Cutting it down was a chore, that wood was like iron. However, it made good firewood, slow burning like oak.
Good luck with your decisions, keep us posted next year.

Dalton, GA(Zone 7a)

quercusnut, I have 2 oak trees on the other side of my backyard. Under the first one, I have a little over a dozen pots of hostas and hydrangeas and 1 fern.

I also have a hosta plantaginea planted in the ground - it's probably been there 10 yrs. This Spring I took a division and potted it. What a surprise! For several months, the leaves have been at least twice as large as the ones in the ground. So I am going to dig up the one in the ground, put in a small (but not too small!) raised bed right where it was planted, and replant the dug up plantaginea in the raised bed. If things go well I'll try another one a little larger. Hope to have the success you have had!

Christiana, TN(Zone 7a)

Good luck to you. I've had lots of hits and misses with raised bed planting. Even now I am still trying to find the 'perfect' soil mix.
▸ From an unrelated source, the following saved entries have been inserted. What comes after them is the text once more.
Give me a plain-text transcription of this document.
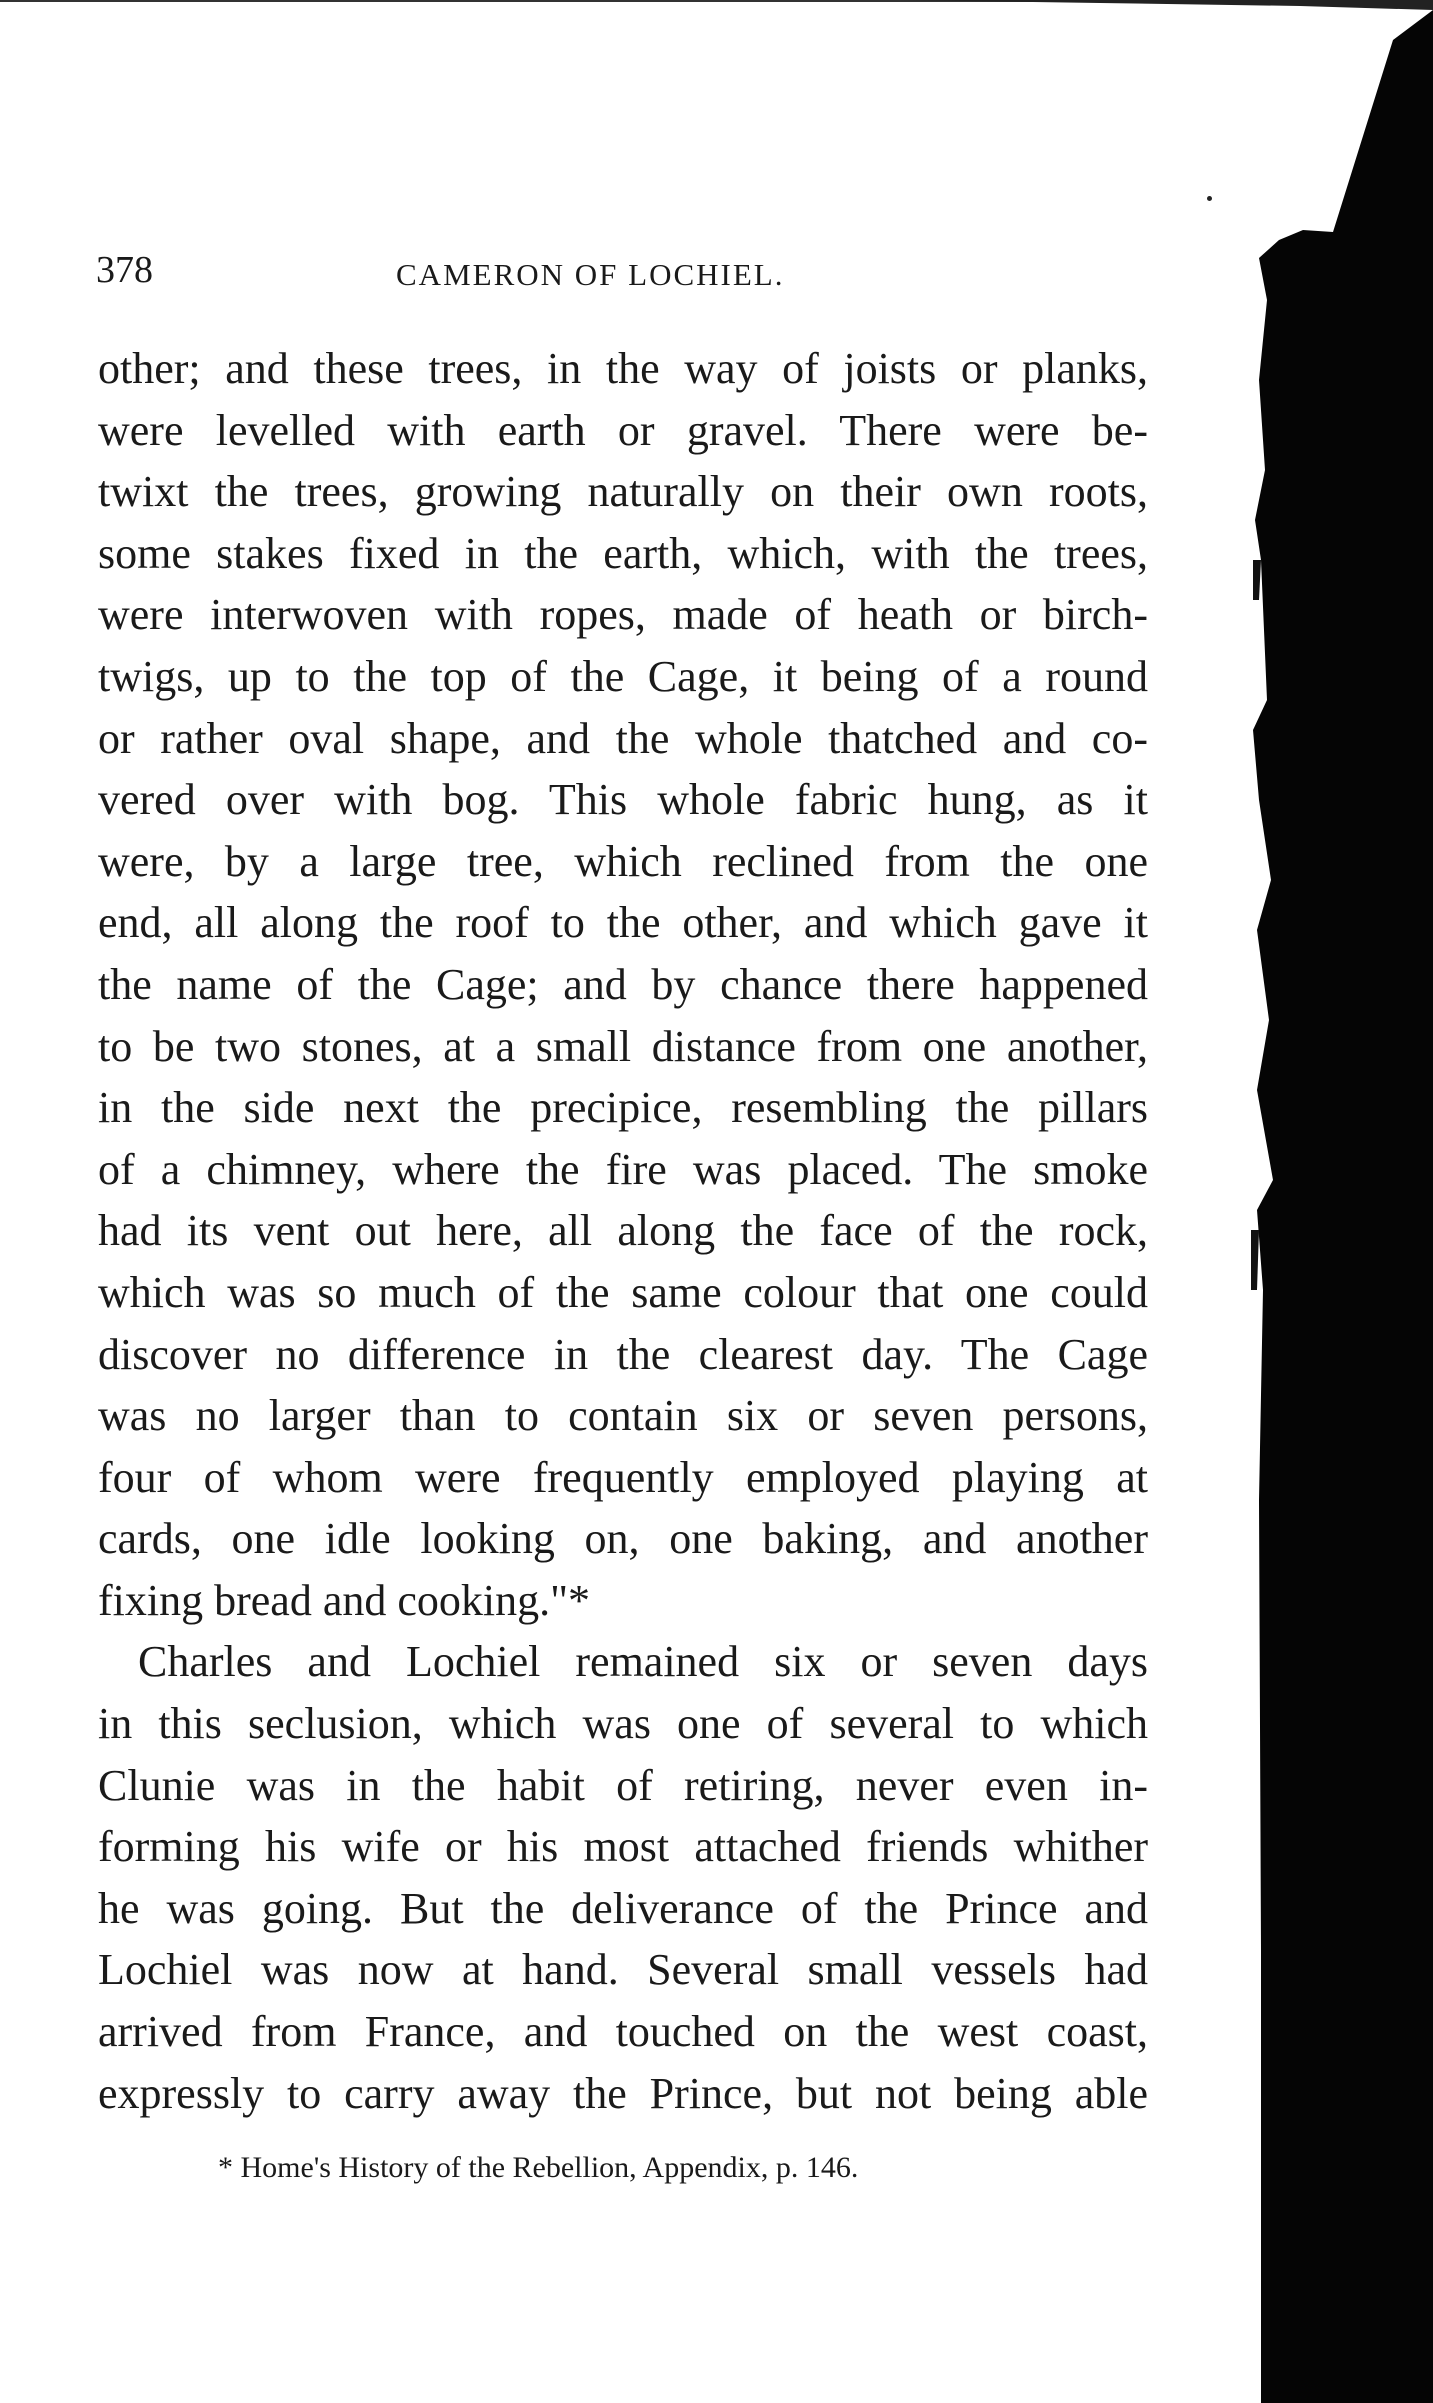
378	CAMERON OF LOCHIEL.
other; and these trees, in the way of joists or planks,
were levelled with earth or gravel. There were be-
twixt the trees, growing naturally on their own roots,
some stakes fixed in the earth, which, with the trees,
were interwoven with ropes, made of heath or birch-
twigs, up to the top of the Cage, it being of a round
or rather oval shape, and the whole thatched and co-
vered over with bog. This whole fabric hung, as it
were, by a large tree, which reclined from the one
end, all along the roof to the other, and which gave it
the name of the Cage; and by chance there happened
to be two stones, at a small distance from one another,
in the side next the precipice, resembling the pillars
of a chimney, where the fire was placed. The smoke
had its vent out here, all along the face of the rock,
which was so much of the same colour that one could
discover no difference in the clearest day. The Cage
was no larger than to contain six or seven persons,
four of whom were frequently employed playing at
cards, one idle looking on, one baking, and another
fixing bread and cooking."*
Charles and Lochiel remained six or seven days
in this seclusion, which was one of several to which
Clunie was in the habit of retiring, never even in-
forming his wife or his most attached friends whither
he was going. But the deliverance of the Prince and
Lochiel was now at hand. Several small vessels had
arrived from France, and touched on the west coast,
expressly to carry away the Prince, but not being able
* Home's History of the Rebellion, Appendix, p. 146.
This message was edited Sep 15, 2016 10:24 PM

Dalton, GA(Zone 7a)

quercusnut, how tall are your beds and what do you include in your soil mix (even if it is imperfect).?

Christiana, TN(Zone 7a)

My 'beds' are very improvised and fluid. I'd say the average is 6 to 8 inches. No particular soil recipe-just depends on the plant. Loam, peat moss, soil conditoner, well-rotted hardwood mulch, etc. in all kinds of combinations and ratios. Still experimenting and probably always will be. I certainly haven't mastered it yet.